We might wonder what it was that made their worship so offensive
in God’s sight. I think our lesson makes it clear that the “evil” that they were
perpetrating was a failure to follow God’s standards of justice. Rather than
caring for the most vulnerable in their society, they were only concerned about
getting what they wanted out of life. And they didn’t care whom they trampled
in the process. And they didn’t care that it was a direct violation of God’s Torah, God’s commands. Throughout the
Bible, caring for the immigrants, the disabled, the widows, and the orphans in
society was the benchmark for God’s justice.[2]
Because the people failed to practice even the most basic aspects
of God’s justice, the prophets like Isaiah warned them that they would suffer
the consequences. This was not simply an arbitrary punishment. When any society
ignores justice, they are headed for collapse. But Jesus went further than
that. He said that how we treat the most vulnerable people in our world is the
basis upon which we all will be judged! He said it this way: “I was hungry and
you gave me food, I was thirsty and you gave me something to drink, I was a
stranger and you welcomed me, I was naked and you gave me clothing, I was sick
and you took care of me, I was in prison and you visited me” (Matt. 25:35-36).

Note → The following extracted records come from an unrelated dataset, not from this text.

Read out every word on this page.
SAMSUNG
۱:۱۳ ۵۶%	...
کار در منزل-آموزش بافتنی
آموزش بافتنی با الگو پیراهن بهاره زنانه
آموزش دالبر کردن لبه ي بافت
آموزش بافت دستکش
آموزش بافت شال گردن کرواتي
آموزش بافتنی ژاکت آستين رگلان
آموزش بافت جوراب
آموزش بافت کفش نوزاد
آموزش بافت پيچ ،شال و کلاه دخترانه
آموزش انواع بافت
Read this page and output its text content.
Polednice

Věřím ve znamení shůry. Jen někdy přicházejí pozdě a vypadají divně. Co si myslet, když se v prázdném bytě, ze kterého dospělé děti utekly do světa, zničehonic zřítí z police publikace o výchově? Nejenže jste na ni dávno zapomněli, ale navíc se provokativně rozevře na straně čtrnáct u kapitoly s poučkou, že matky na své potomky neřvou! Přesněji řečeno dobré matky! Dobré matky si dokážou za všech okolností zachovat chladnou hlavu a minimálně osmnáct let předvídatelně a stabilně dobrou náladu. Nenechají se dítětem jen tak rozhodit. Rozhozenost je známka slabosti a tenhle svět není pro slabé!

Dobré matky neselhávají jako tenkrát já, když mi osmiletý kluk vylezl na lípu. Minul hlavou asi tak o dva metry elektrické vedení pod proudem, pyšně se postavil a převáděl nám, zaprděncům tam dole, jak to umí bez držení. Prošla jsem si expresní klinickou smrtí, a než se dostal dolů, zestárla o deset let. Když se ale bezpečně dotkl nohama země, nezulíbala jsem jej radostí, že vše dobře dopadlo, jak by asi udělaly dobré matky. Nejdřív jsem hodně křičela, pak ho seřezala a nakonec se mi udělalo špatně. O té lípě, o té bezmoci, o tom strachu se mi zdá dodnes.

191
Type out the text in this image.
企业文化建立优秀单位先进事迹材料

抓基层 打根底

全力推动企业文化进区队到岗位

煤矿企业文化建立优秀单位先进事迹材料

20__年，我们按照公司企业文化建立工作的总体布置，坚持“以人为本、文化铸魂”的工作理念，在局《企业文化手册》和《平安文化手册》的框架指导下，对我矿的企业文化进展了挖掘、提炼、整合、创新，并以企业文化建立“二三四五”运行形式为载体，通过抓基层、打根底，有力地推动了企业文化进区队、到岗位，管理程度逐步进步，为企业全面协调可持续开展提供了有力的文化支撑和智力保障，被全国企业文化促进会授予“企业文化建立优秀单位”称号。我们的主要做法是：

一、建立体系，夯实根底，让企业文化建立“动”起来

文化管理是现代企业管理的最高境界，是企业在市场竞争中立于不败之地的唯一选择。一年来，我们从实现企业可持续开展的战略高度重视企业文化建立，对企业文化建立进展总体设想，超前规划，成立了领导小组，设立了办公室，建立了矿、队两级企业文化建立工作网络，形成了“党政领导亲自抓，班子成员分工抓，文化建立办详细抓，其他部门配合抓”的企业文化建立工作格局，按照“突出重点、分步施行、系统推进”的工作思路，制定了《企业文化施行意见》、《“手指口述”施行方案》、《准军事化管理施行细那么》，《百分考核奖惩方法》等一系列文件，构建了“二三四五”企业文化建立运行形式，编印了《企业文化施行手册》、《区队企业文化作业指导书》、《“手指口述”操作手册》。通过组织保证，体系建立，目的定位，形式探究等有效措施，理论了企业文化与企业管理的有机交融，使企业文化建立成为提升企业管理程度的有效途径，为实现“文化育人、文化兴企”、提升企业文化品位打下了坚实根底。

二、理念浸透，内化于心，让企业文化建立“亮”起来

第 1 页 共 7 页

And to make sure we don’t miss the point, he added, “just as you did not do it
to one of the least of these, you did not do it to me” (Matt. 25:45).
Throughout the Bible, the gift of God’s love and grace and mercy
to us calls forth a response: that we love God with all our hearts and that we
love others sincerely. But the simple truth is that it is always easier to
“honor God with our lips, while our hearts are far from him,” as Isaiah could
say elsewhere (Isa. 29:13). The kind of worship that God seeks from us involves
devoting our whole hearts to God. And one of the ways we do that is by putting
God’s justice into practice in how we treat the most vulnerable people in our
world. Anything less amounts to a “charade.” And the only way to change that is
to “cease to do evil, learn to do good; seek justice, rescue the oppressed,
defend the orphan, plead for the widow” (Isa. 1:16-17). That won’t happen
overnight, and it won’t happen without making an effort to learn to align our
hearts with God’s will so deeply that practicing God’s ways becomes like second
nature to us. That’s what it takes to live authentically instead of putting on
a “charade.”
[1]
© Alan Brehm. A sermon delivered by Rev. Dr. Alan Brehm on 8/11/2019 at Hickman
Presbyterian Church, Hickman, NE.
[2]
See Exodus 22:21; 23:9; Leviticus 19:10, 33; 23:22; 24:22; Numbers 15:29;
Deuteronomy 1:16; 24:17, 19, 21; 27:19; Jeremiah 7:6; 22:3; Ezekiel 22:7, 29;
Zechariah 7:10; Malachi 3:5; James 1:27.